BOONE — Tucked away on the fourth floor of Appalachian State University’s Carol Grotnes Belk Library and Information Commons is the Special Collections Research Center, a treasure trove containing items that preserve the university’s history and that of its home — Appalachia.
The Special Collections faculty and staff collect, preserve and make accessible primary source materials that support teaching and learning at App State and in the community.
Kim Sims, who joined the University Libraries faculty in spring 2019 as coordinator of special collections and university archivist, said strategically promoting App State’s history, heritage and traditions is a great way to connect or re-connect with alumni, as well as current students, faculty and staff.
“My hope is to get alumni and students interested and invested in what Special Collections has to offer, ultimately making them stakeholders and agents for growth within the collections,” she said.
“Our collections are available to everyone for research, whether they are affiliated with the university or not,” she added. “The collections are here to be used, and we want them to be used. We also have a conservation lab, a blast freezer and cold storage — resources which allow us to better care for the collections entrusted to us.”
In addition to books and manuscripts, the collections also include oral histories, audio recordings — including the earliest known recording of Grammy Award-winning folk musician Doc Watson — and moving images, as well as artifacts.

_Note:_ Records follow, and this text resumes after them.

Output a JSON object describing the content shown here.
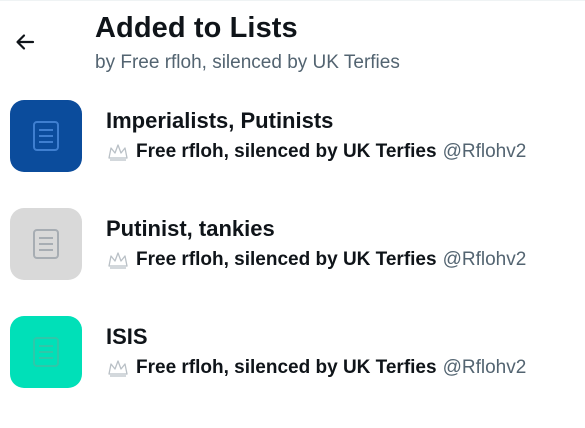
{
  "header": {
    "title": "Added to Lists",
    "subtitle": "by Free rfloh, silenced by UK Terfies",
    "back_icon": "arrow-left-icon"
  },
  "lists": [
    {
      "name": "Imperialists, Putinists",
      "owner_name": "Free rfloh, silenced by UK Terfies",
      "owner_handle": "@Rflohv2",
      "thumb_color": "#0b4c9c",
      "icon": "list-document-icon",
      "icon_color": "#3f7fd0"
    },
    {
      "name": "Putinist, tankies",
      "owner_name": "Free rfloh, silenced by UK Terfies",
      "owner_handle": "@Rflohv2",
      "thumb_color": "#d9d9d9",
      "icon": "list-document-icon",
      "icon_color": "#a7adb3"
    },
    {
      "name": "ISIS",
      "owner_name": "Free rfloh, silenced by UK Terfies",
      "owner_handle": "@Rflohv2",
      "thumb_color": "#00e0b8",
      "icon": "list-document-icon",
      "icon_color": "#2fc7a9"
    }
  ]
}
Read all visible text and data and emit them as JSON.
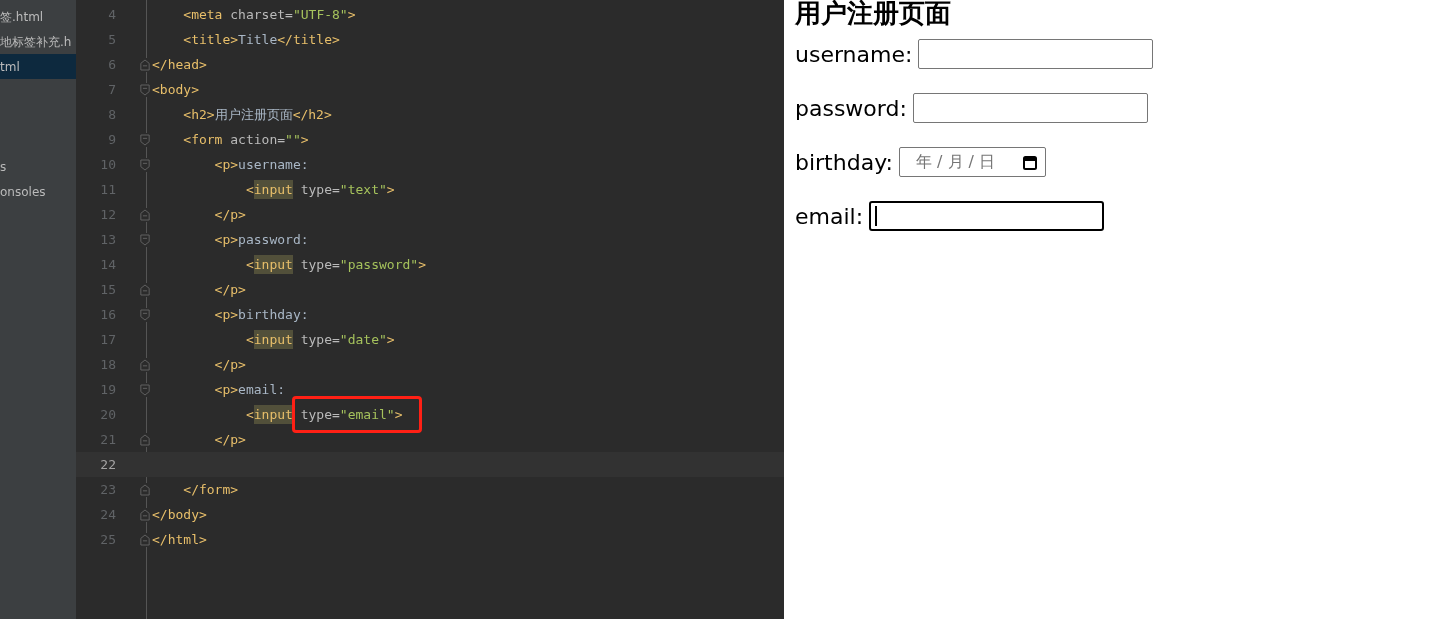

Sims said she hopes to expand the holdings to include book arts, medieval manuscripts, Victorian literature and items that document underrepresented communities.
Earlier this year, Special Collections began collecting artists’ books — works of art that utilize the form of a book — thanks to a monetary donation from App State alumna Maxine McCall ’60 ’65 and her late husband, Don McCall, which was made in memory of Allie Hodgin ’34, a former reference librarian at App State. Sims said some of these new acquisitions are related to underrepresented communities, specifically the LGBTQ+, African American and Latinx communities.
“It is important that students and alumni find themselves and their communities represented here and also that we are able to provide opportunities to work with faculty to engage their classes with primary source material by supporting the curriculum,” Sims said.